Incidents like the one above should be considered security threats and dealt with swiftly. Don’t let your company be one who ends up in the middle of an investigation because your staff doesn’t have guidance. Be sure the new world of social media is covered in your policies!

HIPAA Compliance and Portable Devices

The healthcare industry often uses portable devices for the storage and transmission of protected health information. I find it concerning to hear many of the people I speak with thinking that because they use a jump drive or an external hard drive to store patient information, they are compliant. It simply isn't true.

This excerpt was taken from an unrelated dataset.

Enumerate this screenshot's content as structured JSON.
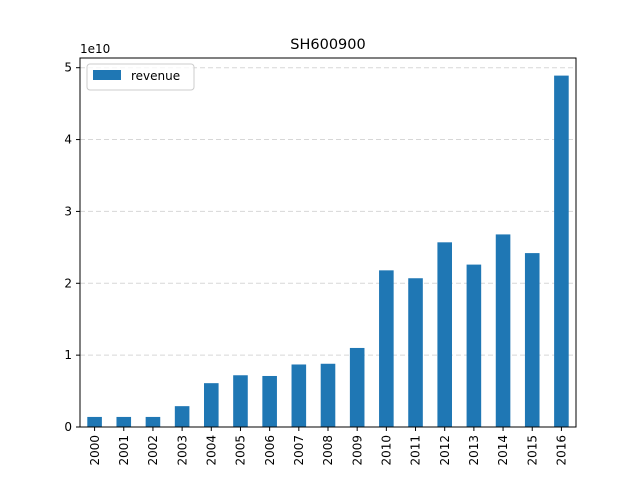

The HITECH Act now specifically says that information must be encrypted during transmission AND at rest. That means all of the patient information you are storing on any kind of portable device must also be encrypted. In the publication by OCR of breaches, you will find a good many of them are as the result of theft or loss of a laptop or jump drive.

In a recent conversation I had with a transcription service owner, who is a business associate and thus subject to these new laws, the response to the above information was "well, the customers don't care so I can't be responsible for it." If you read the laws, you realize this is not the case and that business associates are held to the same standards as the covered entity. In addition, you are responsible for the actions of your subcontractors. Simply "telling them to use an external drive for storage" doesn't relieve you of that responsibility.

Simply storing things on an external drive without encryption isn't good enough. Be sure you are not caught in this situation. If you are audited, it could mean monetary penalties and fines for you.